Mazarino hizo con la cabeza un humilde saludo.

—Sí —dijo—; ¡más las consecuencias!

—¿Qué consecuencias?

—Ese maldito pecado de orgullo tiene raíces sin fin… Después que me arrojé, como he dicho, entre dos ejércitos, que husmeé la pólvora y recorrí las líneas de soldados miré a los generales con algo de lástima.

—¡Ah!

—He aquí el mal… De suerte que, desde aquel tiempo, no he encontrado ni uno solo soportable.

—El hecho es —añadió el teatino—, que no valían mucho los generales que hemos tenido.

—¡Oh! —exclamó Mazarino—. ¡Ahí está el príncipe…! ¡Mucho lo he atormentado!

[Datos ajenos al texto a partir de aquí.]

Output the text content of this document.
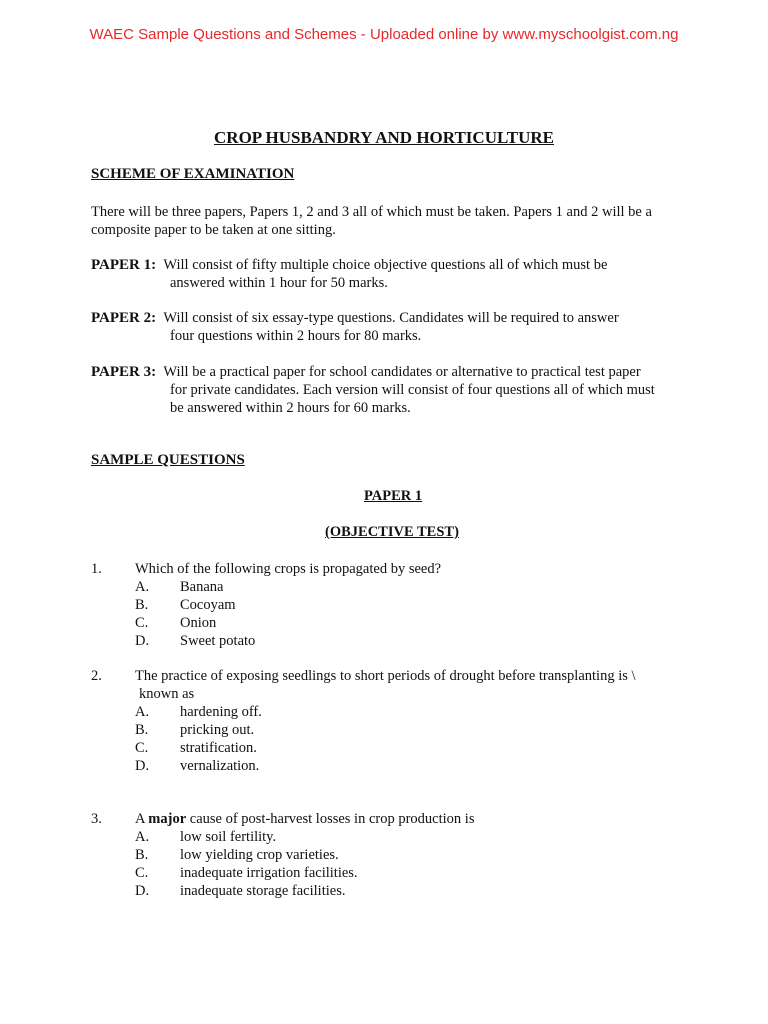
WAEC Sample Questions and Schemes - Uploaded online by www.myschoolgist.com.ng
CROP HUSBANDRY AND HORTICULTURE
SCHEME OF EXAMINATION
There will be three papers, Papers 1, 2 and 3 all of which must be taken. Papers 1 and 2 will be a
composite paper to be taken at one sitting.
PAPER 1: Will consist of fifty multiple choice objective questions all of which must be
answered within 1 hour for 50 marks.
PAPER 2: Will consist of six essay-type questions. Candidates will be required to answer
four questions within 2 hours for 80 marks.
PAPER 3: Will be a practical paper for school candidates or alternative to practical test paper
for private candidates. Each version will consist of four questions all of which must
be answered within 2 hours for 60 marks.
SAMPLE QUESTIONS
PAPER 1
(OBJECTIVE TEST)
1. Which of the following crops is propagated by seed?
A. Banana
B. Cocoyam
C. Onion
D. Sweet potato
2. The practice of exposing seedlings to short periods of drought before transplanting is \
known as
A. hardening off.
B. pricking out.
C. stratification.
D. vernalization.
3. A major cause of post-harvest losses in crop production is
A. low soil fertility.
B. low yielding crop varieties.
C. inadequate irrigation facilities.
D. inadequate storage facilities.
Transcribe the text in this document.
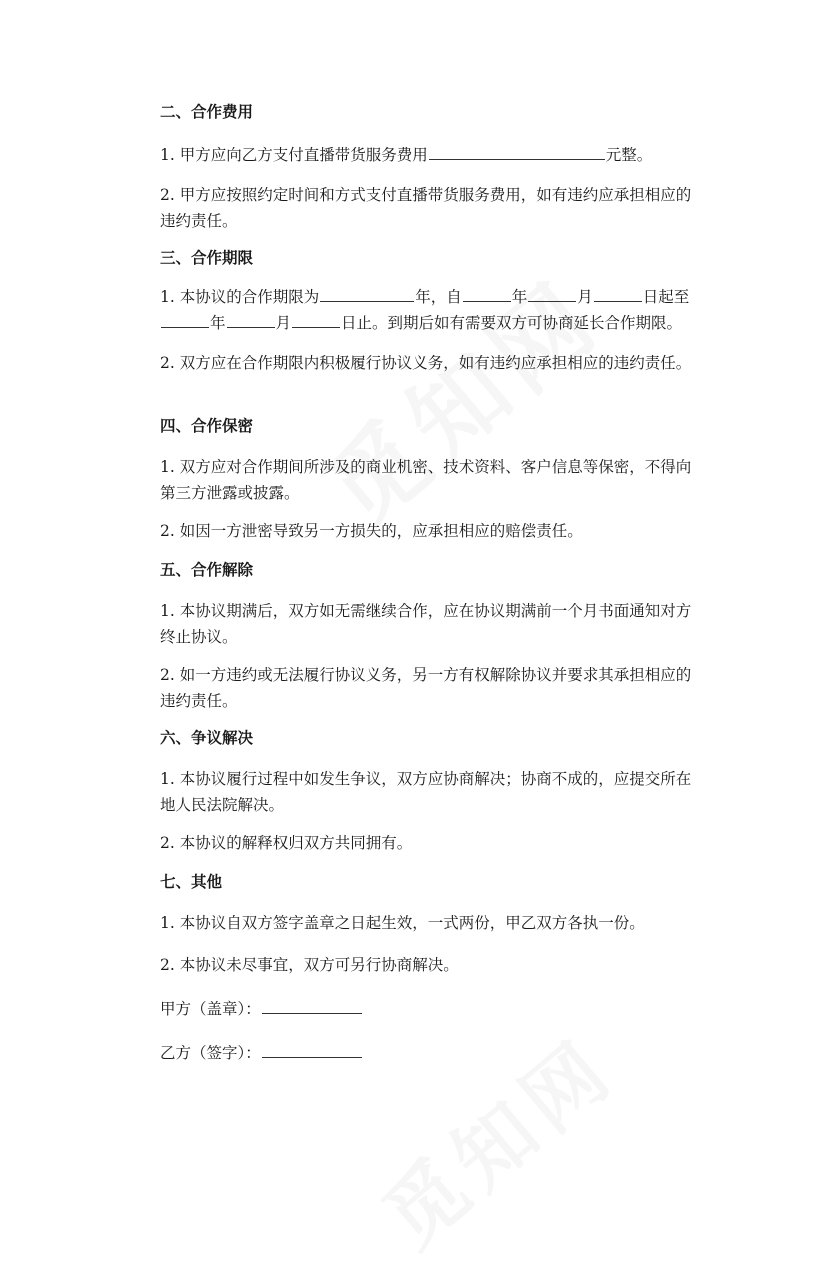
二、合作费用
1. 甲方应向乙方支付直播带货服务费用	元整。
2. 甲方应按照约定时间和方式支付直播带货服务费用，如有违约应承担相应的违约责任。
三、合作期限
1. 本协议的合作期限为	年，自	年	月	日起至年	月	日止。到期后如有需要双方可协商延长合作期限。
2. 双方应在合作期限内积极履行协议义务，如有违约应承担相应的违约责任。
四、合作保密
1. 双方应对合作期间所涉及的商业机密、技术资料、客户信息等保密，不得向第三方泄露或披露。
2. 如因一方泄密导致另一方损失的，应承担相应的赔偿责任。
五、合作解除
1. 本协议期满后，双方如无需继续合作，应在协议期满前一个月书面通知对方终止协议。
2. 如一方违约或无法履行协议义务，另一方有权解除协议并要求其承担相应的违约责任。
六、争议解决
1. 本协议履行过程中如发生争议，双方应协商解决；协商不成的，应提交所在地人民法院解决。
2. 本协议的解释权归双方共同拥有。
七、其他
1. 本协议自双方签字盖章之日起生效，一式两份，甲乙双方各执一份。
2. 本协议未尽事宜，双方可另行协商解决。
甲方（盖章）：
乙方（签字）：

—No tiene por qué quejarse; bastante gloria y bienes ha adquirido.

—Pase con respecto al príncipe. ¡Pero el señor de Beaufort, por ejemplo, a quien tanto he hecho sufrir en el torreón de Vincennes…!

—¡Ah! Pero era un rebelde, y la seguridad del Estado exigía que hicieseis tal sacrificio.

Adelante.

—Creo que he agotado el orgullo. Otro pecado hay que tengo temor de calificar.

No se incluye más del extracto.